La vidéo, beaucoup utilisée, comique à souhait, achève de nous séduire.

Qu’on adhère ou non aux idées du metteur en scène, il n’en reste pas moins que le spectacle acrobatique est enlevé, frais, savoureux, pétillant, élégant, burlesque, poétique, avec une caractérisation en profondeur de chaque personnage et une direction d’acteurs mitonnée aux petits oignons.
Adriano Sinivia arrive même à tirer cette paysannerie musicale vers l’opérette ou le musical américain tout en respectant à une note près une musique plus difficile qu’il n’y paraît. Car ici, le rire est bien proche des larmes, le musicien bergamasque illustrant et inaugurant de belle manière, en 1832, l’esthétique de l’opéra semiseria sur un livret des plus réussis de Felice Romani.
Tant il est vrai qu’au théâtre, comme à l’opéra, lorsque chacun des protagonistes trouve sa juste place il ne peut offrir que le meilleur de lui-même, avouons notre plaisir à n’adresser aucun reproche à la distribution.
Enfin, si, un petit, pour le ténor Stefan Pop, vingt-sept ans aux prochaines moissons, nounours gauche, balourd, benêt comme le veut la tradition, vaillant parfois, soucieux de contrastes et de phrasé, mais qui loupa totalement son "tube" par une suavité pas toujours dans la portée.
Mariangela Sicilia, Adina mutine, super-vitaminée, espiègle, séduit par son naturel et son chant léger et solide à la fois, cristallin, tout en nuances, fait de pianissimi et son filé lumineux.
Belcore, on le sait, est un personnage ridicule, parfois grotesque et George Petean, baryton aux moyens considérables, au timbre rond et haut placé, le joue avec aplomb, drôlerie, une grande correction musicale et des aigus sidérants.
Précédée d’un clairon plus caserne que nature, l’entrée du charlatan Dulcamara, juché sur sa drôle le machine publicitaire, à la tchatche impressionnante, tape dans le mille. Le sympathique Adrian Sampetrean, de son timbre de bronze, allie de belle manière prestance vocale et verve bouffe.
On oublie parfois de parler des chœurs de l’Elisir. Aux côtés de Vannina Santoni, Giannetta d’une exquise couleur vocale, ils s’imposent par leur efficacité et leur naturelle musicalité.

Nous avons gardé la meilleure pour la fin.
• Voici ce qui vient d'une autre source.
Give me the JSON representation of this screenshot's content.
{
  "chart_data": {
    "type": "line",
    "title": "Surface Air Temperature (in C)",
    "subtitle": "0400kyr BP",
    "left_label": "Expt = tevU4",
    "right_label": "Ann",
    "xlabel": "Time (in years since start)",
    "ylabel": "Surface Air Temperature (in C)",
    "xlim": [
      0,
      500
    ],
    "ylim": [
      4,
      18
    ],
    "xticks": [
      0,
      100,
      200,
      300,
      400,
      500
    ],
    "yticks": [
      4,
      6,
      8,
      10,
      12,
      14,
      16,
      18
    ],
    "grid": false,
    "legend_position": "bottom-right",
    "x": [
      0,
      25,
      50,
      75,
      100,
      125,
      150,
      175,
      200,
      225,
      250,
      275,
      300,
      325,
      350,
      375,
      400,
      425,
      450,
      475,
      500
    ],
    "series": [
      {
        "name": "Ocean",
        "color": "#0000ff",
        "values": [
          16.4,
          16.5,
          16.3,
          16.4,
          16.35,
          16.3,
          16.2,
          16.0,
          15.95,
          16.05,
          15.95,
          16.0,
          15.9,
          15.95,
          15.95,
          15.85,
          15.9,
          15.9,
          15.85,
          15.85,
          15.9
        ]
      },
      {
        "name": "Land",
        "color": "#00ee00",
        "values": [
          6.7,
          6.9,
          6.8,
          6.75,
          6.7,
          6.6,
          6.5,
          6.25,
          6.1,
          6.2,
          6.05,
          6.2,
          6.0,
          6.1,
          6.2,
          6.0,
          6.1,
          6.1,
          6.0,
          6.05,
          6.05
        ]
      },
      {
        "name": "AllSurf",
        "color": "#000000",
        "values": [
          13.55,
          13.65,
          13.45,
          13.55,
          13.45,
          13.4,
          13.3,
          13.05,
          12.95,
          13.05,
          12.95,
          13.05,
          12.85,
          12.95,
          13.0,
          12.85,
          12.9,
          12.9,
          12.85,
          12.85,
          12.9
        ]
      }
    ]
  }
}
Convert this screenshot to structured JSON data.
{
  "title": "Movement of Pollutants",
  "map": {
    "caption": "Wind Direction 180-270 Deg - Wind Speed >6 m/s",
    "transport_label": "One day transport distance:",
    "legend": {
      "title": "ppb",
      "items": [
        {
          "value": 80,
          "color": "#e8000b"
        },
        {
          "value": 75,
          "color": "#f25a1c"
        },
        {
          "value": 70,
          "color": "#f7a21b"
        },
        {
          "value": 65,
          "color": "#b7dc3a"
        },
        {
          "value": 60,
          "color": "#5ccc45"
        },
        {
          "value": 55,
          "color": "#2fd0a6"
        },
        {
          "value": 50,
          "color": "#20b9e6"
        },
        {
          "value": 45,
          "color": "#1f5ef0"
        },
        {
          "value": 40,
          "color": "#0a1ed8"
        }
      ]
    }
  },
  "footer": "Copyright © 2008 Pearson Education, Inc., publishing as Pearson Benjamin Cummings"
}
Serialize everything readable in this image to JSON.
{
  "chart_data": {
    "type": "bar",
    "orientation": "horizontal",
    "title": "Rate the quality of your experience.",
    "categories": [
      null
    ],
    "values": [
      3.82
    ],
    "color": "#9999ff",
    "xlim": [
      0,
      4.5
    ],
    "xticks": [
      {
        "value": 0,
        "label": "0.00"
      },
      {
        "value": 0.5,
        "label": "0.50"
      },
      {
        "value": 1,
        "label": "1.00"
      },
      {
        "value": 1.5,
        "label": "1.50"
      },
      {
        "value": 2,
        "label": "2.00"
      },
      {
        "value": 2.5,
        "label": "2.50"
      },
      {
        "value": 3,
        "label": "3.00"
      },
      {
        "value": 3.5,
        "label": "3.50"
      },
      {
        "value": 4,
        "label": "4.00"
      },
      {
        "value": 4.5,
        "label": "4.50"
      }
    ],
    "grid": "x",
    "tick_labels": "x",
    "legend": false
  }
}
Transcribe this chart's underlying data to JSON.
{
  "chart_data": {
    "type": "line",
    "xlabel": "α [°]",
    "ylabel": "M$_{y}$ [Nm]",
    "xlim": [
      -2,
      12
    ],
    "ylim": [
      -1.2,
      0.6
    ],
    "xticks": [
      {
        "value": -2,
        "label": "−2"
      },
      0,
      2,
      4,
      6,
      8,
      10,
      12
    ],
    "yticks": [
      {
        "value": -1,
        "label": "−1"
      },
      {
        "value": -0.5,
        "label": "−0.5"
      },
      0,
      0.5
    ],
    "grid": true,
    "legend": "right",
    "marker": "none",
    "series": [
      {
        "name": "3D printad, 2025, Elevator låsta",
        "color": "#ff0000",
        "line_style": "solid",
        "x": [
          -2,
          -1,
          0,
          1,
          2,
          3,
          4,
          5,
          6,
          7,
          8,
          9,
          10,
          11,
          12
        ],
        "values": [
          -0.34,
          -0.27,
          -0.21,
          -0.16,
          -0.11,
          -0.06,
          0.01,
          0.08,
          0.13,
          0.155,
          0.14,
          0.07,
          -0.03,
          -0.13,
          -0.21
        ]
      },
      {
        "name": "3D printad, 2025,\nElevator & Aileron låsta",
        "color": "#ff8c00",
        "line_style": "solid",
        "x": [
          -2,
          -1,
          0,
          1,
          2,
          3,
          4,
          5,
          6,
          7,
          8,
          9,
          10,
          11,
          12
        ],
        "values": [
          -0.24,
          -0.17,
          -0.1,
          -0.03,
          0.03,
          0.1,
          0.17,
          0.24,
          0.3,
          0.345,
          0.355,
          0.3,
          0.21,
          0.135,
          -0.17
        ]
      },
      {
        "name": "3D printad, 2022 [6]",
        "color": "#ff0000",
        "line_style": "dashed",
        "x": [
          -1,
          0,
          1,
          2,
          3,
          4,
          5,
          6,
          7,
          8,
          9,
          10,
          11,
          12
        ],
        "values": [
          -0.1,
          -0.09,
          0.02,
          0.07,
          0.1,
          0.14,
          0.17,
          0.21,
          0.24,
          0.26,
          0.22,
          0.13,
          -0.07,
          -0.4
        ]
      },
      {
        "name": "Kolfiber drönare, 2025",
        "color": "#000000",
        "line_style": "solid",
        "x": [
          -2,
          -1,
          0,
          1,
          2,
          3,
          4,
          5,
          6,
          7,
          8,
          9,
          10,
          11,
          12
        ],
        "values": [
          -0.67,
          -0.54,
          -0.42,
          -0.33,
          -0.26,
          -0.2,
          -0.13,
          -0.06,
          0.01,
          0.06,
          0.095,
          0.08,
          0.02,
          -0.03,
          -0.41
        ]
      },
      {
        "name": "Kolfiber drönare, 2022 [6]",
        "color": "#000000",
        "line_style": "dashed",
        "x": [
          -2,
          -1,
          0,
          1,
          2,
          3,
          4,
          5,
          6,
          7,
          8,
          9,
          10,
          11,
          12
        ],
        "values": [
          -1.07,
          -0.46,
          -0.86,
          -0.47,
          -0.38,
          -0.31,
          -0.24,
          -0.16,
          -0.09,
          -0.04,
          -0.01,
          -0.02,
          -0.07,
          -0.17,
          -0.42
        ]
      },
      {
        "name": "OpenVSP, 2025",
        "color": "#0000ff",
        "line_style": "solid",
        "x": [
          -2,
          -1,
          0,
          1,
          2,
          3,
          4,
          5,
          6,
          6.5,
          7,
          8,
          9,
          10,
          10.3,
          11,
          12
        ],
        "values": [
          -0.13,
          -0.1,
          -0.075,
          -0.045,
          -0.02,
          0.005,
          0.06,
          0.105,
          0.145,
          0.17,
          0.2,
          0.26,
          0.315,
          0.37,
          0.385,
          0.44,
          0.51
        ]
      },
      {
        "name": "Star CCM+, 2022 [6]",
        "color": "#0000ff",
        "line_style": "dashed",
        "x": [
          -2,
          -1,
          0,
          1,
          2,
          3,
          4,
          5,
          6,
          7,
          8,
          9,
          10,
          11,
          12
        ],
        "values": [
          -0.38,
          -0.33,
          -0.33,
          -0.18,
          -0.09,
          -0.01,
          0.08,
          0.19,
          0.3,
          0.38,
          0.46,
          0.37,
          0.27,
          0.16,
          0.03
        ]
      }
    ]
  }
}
Pour sa première vraie direction d’un ouvrage belcantiste, Nathalie Stutzmann (ovationnée comme jamais par le Philharmonique de Monte-Carlo radieux, retrouvé, complice, comme en lévitation), dans un bel équilibre fosse-plateau, évite de couvrir les voix, distille les mille subtilités de la partition et ne se contente pas d’assurer un simple fond d’accompagnement. C’est précis, nuancé, truffé de drôlerie et de délicatesse. Venant d’une baroqueuse estampillée, chapeau bas!